Official military recognition for the defence and relief of Kimberley took the form of two clasps to the Queen's South Africa Medal, the British campaign medal which was awarded to British and Colonial military personnel, civilians employed in official capacity and war correspondents, who served in the Second Boer War.
- "DEFENCE OF KIMBERLEY" - This clasp was awarded to all troops in the garrison of Kimberley between 14 October 1899 and 15 February 1900 inclusive.
- "RELIEF OF KIMBERLEY" - This clasp was awarded to all troops in the relief column under Lieutenant General French who marched from Klipdrift on 15 February 1900, and all the 6th Division troops under Lieutenant General Thomas Kelly-Kenny who were within 7,000 yards of Klipdrift on 15 February 1900.

==Institution==
In addition to the military honours and to also honour non-military townsfolk who took part in the defence of the town during the siege, Mayor of Kimberley H.A. Oliver instituted the Kimberley Star in 1900. The medal was awarded to all men who were engaged in the defence of Kimberley as well as to members of the British Forces in the Kimberley Garrison. These included, amongst others, the Kimberley Town Guard, the Kimberley Regiment, the De Beers Maxim Battery, the Cape Police, the Loyal North Lancashire Regiment and the Diamond Fields Artillery. Since the medal did not enjoy official status, however, the military recipients were not allowed to wear the medal in uniform.

==Description==
The Kimberley Star was six-pointed, with a ball on each point and struck in silver, to fit into a 46 millimetres diameter circle. Two Kimberley Stars were struck in gold. The star is attached to the suspender by a ring, which passes through an eyelet formed in the uppermost point-ball of the star. The suspension is in two parts, a decorated bar with an eyelet on the reverse for the suspender ring to pass through and a plain bar at the top of the ribbon with a brooch-pin on the reverse.

- Obverse
The obverse has a central design of the Kimberley town shield, surrounded by a circlet inscribed "KIMBERLEY" at the top and "1899-1900" at the bottom.

- Reverse
The reverse is plain and is inscribed, in relief, "MAYOR'S SIEGE MEDAL 1900" in three lines, with the silver hallmark impressed at the top of the lowermost star point. The medals were awarded unnamed, although some were unofficially engraved with the name of the recipient.

- Ribbon
The ribbon is 25 millimetres (1 inch) wide, with an 8 millimetres wide black band, a 3 millimetres wide red band, a 3 millimetres wide white band, a 3 millimetres wide dark blue band and an 8 millimetres wide yellow band.

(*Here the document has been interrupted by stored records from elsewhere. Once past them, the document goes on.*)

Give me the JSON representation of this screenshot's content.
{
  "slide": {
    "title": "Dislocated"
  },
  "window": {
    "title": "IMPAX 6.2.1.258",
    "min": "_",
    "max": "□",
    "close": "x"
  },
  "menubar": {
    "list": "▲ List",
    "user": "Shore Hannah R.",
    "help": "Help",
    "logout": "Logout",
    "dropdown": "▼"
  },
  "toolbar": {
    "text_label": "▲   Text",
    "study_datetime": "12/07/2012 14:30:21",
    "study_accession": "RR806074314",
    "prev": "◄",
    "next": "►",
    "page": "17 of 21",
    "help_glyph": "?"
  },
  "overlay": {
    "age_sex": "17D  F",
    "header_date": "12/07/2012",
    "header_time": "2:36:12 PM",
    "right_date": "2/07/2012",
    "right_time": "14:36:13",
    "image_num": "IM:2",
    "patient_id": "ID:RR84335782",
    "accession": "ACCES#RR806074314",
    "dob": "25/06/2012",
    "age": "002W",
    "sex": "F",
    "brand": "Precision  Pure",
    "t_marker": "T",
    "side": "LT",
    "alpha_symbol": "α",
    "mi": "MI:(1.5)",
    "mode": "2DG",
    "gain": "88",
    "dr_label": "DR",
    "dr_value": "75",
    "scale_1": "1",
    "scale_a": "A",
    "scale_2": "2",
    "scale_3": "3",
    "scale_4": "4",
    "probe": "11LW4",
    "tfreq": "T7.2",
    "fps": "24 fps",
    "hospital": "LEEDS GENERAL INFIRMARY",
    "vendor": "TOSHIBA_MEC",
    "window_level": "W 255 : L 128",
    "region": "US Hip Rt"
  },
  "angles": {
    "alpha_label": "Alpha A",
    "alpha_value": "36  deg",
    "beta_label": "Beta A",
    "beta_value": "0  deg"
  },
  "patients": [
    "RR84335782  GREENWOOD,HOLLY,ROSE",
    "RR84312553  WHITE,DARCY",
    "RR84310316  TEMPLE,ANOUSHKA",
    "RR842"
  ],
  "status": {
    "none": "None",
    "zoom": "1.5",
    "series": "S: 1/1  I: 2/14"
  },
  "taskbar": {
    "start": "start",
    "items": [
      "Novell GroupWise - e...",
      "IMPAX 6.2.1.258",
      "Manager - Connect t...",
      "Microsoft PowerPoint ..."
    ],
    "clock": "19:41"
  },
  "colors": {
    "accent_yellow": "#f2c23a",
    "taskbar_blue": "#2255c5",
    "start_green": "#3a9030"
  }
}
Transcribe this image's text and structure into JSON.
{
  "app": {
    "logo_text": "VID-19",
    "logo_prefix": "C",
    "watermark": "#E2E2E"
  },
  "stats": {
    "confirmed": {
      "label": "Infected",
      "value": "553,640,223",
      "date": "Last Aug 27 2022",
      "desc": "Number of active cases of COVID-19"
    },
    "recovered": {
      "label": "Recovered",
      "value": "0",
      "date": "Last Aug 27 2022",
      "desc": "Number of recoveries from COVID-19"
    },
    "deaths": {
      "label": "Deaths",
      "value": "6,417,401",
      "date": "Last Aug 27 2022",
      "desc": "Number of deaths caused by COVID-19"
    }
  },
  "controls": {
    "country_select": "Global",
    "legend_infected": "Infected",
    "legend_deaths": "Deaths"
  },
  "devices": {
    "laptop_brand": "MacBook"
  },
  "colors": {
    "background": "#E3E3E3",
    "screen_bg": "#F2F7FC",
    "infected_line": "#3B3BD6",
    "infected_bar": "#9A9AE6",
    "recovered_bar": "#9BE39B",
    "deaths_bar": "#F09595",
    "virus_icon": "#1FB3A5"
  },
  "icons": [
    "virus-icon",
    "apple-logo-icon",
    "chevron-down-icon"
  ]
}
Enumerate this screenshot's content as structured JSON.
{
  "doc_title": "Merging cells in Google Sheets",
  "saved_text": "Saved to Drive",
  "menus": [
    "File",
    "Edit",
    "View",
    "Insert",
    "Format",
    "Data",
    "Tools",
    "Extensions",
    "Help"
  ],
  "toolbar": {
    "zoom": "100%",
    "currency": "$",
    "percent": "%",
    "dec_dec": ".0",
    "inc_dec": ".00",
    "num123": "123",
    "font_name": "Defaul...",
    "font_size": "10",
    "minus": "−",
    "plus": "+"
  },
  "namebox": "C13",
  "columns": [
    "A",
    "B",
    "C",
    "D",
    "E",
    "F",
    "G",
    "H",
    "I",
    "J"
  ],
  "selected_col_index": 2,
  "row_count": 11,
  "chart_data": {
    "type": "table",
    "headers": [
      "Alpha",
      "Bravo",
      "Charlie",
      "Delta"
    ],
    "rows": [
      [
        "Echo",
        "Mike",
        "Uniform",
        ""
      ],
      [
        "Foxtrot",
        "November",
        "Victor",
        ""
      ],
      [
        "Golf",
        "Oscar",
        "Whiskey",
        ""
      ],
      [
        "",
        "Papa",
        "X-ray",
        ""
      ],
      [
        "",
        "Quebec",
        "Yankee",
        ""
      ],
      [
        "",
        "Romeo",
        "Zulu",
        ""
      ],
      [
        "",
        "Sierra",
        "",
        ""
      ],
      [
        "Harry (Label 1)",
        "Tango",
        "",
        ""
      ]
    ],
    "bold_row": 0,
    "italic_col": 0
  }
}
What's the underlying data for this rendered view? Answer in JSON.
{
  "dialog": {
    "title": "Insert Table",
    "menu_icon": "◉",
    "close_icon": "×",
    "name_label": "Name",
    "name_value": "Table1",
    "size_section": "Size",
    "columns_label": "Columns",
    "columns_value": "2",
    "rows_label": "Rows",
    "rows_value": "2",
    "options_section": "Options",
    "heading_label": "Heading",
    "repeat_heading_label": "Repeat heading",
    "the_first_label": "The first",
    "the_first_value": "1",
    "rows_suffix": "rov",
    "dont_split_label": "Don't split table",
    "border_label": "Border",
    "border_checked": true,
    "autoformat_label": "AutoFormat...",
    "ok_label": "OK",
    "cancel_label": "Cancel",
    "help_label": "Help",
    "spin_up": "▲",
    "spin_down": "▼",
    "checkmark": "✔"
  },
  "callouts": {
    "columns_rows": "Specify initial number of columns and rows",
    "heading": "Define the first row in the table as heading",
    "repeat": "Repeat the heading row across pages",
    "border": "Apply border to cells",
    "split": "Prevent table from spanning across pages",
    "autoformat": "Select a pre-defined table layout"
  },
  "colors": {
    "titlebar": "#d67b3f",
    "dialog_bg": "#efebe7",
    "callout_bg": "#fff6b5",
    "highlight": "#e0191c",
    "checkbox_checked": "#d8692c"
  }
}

Various versions of the ribbon exist and, on some, the central white band is wider than the red and blue bands.

==Recipients==
Approximately 5,000 Kimberley Stars were awarded, but there is no roll of recipients.

==Status==
While privately instituted military decorations and medals do not enjoy official status as a result of not having been formally instituted or sanctioned by the fount of honour at the time, and while none of them were therefore allowed to be worn with military uniform, some have become well-known and have acquired recognition in South Africa's military medal history. Four of these decorations and medals are considered to be significant.
- Sir Harry Smith's Medal for Gallantry of 1851.
- The Johannesburg Vrijwilliger Corps Medal of 1899.
- The Kimberley Star of 1900.
- The Cape Copper Company Medal for the Defence of O'okiep of 1902.